Alors s’empare de nous la nostalgie d’une autre époque, pourtant plus rude, mais qui au moins possédait, défendait ou conservait un mythe porteur pour l’ensemble de la collectivité. Ou plus modestement, une vision stimulante où chacun pouvait se projeter, et se rallier. Ce qui se nomme bel et bien un avenir.
Tendance pathologique dure. L’incertitude qui ronge le Pouvoir depuis la nuit des temps vis-à-vis de cet espace de liberté que sont sommeil et rêve mêlés, le pousse, hier, au tabou et à l’interdit, aujourd’hui au conditionnement et à l’occupation de ce temps de cerveau disponible.
En échange on nous promet un corps, une vie, une boisson ou un vêtement de rêve qui fera de nous une femme ou un homme de rêve… Sans nul doute ailleurs et dans une autre vie, car il suffit d’observer la foule arpentant les rues commerçantes de n’importe quelle ville d’Europe pour constater un écart considérable entre ces soi-disantes vies de rêve – désormais en vente libre – et la réalité du quotidien des Européens.
À quoi rêvent les peuples occidentaux d’aujourd’hui ? De quelles matières psychiques sont-ils constitués et comment luttent-ils, consciemment et inconsciemment, contre l’invasion de ce monde moderne, qui n’a renoncé ni à la manipulation ni à l’asservissement ?

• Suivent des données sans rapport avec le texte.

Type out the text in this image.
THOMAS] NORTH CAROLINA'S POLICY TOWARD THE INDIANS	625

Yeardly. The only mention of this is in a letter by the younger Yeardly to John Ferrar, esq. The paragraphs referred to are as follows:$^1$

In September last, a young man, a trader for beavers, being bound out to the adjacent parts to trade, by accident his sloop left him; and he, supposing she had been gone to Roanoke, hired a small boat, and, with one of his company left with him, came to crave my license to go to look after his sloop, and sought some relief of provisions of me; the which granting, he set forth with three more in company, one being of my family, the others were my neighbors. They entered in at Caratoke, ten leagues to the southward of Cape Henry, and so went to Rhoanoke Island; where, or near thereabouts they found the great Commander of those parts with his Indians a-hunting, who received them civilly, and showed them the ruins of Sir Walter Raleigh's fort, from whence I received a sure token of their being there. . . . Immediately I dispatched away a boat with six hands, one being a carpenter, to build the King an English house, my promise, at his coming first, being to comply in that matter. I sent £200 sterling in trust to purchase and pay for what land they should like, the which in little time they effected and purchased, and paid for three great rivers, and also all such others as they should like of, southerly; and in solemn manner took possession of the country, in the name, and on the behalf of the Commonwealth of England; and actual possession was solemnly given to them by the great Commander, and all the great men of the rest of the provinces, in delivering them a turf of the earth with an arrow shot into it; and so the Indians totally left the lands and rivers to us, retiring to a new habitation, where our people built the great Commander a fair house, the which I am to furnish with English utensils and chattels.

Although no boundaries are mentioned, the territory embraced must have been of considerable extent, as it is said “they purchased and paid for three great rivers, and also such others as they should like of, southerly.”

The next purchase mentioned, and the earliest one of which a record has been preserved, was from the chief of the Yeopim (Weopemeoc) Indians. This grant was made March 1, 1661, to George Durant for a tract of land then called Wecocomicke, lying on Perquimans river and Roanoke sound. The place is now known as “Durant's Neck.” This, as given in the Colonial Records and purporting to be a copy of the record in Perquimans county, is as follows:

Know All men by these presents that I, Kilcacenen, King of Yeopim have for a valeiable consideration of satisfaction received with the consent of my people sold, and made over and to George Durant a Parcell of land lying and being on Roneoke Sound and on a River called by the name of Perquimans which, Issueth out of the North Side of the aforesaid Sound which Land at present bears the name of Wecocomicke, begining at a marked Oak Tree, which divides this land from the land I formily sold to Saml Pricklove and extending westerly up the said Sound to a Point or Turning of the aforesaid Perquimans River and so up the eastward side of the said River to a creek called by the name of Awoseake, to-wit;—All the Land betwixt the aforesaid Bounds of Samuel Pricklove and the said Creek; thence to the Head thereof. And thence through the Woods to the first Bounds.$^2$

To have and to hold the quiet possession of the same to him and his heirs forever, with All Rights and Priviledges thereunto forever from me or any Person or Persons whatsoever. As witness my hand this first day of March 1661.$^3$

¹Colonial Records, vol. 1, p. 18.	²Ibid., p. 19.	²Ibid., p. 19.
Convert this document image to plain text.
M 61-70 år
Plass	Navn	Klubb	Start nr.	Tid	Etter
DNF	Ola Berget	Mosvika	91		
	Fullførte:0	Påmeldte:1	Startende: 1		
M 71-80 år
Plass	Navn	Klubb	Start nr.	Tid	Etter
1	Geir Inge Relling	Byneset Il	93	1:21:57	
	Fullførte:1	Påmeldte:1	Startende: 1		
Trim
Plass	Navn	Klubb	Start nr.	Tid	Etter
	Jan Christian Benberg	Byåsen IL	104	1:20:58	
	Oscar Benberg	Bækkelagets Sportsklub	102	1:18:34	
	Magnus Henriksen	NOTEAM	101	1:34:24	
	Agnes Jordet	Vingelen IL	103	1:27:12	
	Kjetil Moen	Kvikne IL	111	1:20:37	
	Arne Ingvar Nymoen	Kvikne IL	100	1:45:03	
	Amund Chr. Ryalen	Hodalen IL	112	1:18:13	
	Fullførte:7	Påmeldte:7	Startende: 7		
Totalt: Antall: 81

Se pose alors la question de déterminer, au niveau du pouvoir politique et économique, qui se soucie encore des rêves des citoyens ? Et, partant, qui envisage sérieusement de bâtir un projet de société plutôt que de fragmenter cette dernière en autant de pôles anxiogènes et de bombes à retardement ? Obsession visant à écouler un surplus permanent de marchandises et services qui rendent, certes, le quotidien plus agréable, mais qui, si ce n’est déjà fait, risque d’entraîner un profond délabrement social, psychique et politique qui, finalement, pourrait bien n’être qu’une autre forme d’esclavagisme et de guerre. Déguisée en pub de rêve.
Lalie Walker
Dernières parutions
Vivre le rêve (accéder au rêve lucide), Editions La Martinière, 2007
À l’ombre des humains, Editions de l’atelier in8, 2008
[1] En occident, l’interprétation des rêves a été interdite dès les premiers siècles de l’ère chrétienne par l’Eglise catholique romaine, violemment relayée au Moyen âge par l’Inquisition, période où les « sorcières » deviennent gardiennes des rêves du petit peuple, à leurs risques et périls. De l’Oracle de Delphes à la Révolution française et aux Romantiques, l’étude des rêves demeure assimilée aux pratiques divinatoires. Elle est restée interdite jusqu’en 1992 par l’article R. 34 de l’ancien code pénal, dit Code Napoléon.
[2] La télé enchaînée (pour une psychanalyse politique de l’image) Editions Homnisphères, 2008
[3] Lire à ce propos l’excellent livre de Bernard Stiegler, La télécratie contre la démocratie, éditions Flammarion, 2007 où l’auteur développe une réflexion sur le capitalisme pulsionnel.